Leaders of S. Korea, China Agree to Work for Nuke-free Korean Peninsula

SEOUL (Yonhap) -- Leaders of South Korea and China held a summit meeting in Beijing on June 27 and agreed to work together for a nuclear-free Korean Peninsula, saying that ending North Korea's nuclear arms program serves the two countries' common interest.

South Korean President Park Geun-hye said after the summit talks that she reached an agreement with Chinese President Xi Jinping that a nuclear North Korea is unacceptable "under any circumstances."

They said North Korea's development of nuclear weapons poses a "grave threat" to peace and stability in the region and the world.

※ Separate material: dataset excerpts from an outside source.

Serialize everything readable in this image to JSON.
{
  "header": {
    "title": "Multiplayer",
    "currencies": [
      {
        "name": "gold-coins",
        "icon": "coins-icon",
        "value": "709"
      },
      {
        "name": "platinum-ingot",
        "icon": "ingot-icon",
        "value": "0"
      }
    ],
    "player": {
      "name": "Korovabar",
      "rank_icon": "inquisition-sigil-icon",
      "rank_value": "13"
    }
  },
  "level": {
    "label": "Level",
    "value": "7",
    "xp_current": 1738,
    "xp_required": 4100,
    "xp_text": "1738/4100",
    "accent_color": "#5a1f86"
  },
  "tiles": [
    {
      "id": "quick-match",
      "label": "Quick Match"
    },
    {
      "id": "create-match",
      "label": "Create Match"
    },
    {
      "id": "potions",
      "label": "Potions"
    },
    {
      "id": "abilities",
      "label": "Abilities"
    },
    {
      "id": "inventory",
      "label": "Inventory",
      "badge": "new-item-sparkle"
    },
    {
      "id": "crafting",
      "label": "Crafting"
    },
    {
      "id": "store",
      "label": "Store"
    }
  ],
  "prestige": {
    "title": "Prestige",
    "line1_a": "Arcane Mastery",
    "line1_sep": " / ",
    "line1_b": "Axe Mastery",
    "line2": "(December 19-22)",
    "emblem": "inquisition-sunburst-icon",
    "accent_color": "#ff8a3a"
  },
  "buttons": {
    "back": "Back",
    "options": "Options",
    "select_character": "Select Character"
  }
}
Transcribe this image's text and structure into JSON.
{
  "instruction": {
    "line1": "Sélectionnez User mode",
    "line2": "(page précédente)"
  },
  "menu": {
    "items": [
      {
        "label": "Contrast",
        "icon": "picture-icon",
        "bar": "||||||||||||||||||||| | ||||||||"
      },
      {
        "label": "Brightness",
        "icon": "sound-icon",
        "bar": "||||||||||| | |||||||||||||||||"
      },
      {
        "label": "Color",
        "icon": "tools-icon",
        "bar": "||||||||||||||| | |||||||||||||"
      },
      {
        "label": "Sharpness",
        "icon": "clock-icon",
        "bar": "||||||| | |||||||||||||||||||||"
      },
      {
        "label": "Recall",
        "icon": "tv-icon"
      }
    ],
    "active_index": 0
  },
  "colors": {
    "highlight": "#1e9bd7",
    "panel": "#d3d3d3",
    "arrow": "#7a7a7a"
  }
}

Following their meeting in the Chinese capital, a joint communique on a future vision for South Korea-China bilateral ties was issued. Park's four-day state visit started with the summit, the first opportunity for the new leaders of Seoul and Beijing to discuss their North Korea policies and other diplomatic and economic issues.

The meeting was watched closely as to how much support Park would win from North Korea's most important ally in pressuring Pyongyang to give up its nuclear programs.

"We shared an understanding that North Korea's possession of nuclear weapons cannot be tolerated under any circumstances and confirmed that realizing the denuclearization of North Korea and maintaining peace and stability on the Korean Peninsula conform to the common interests of the two countries," Park said during a joint news conference with Xi.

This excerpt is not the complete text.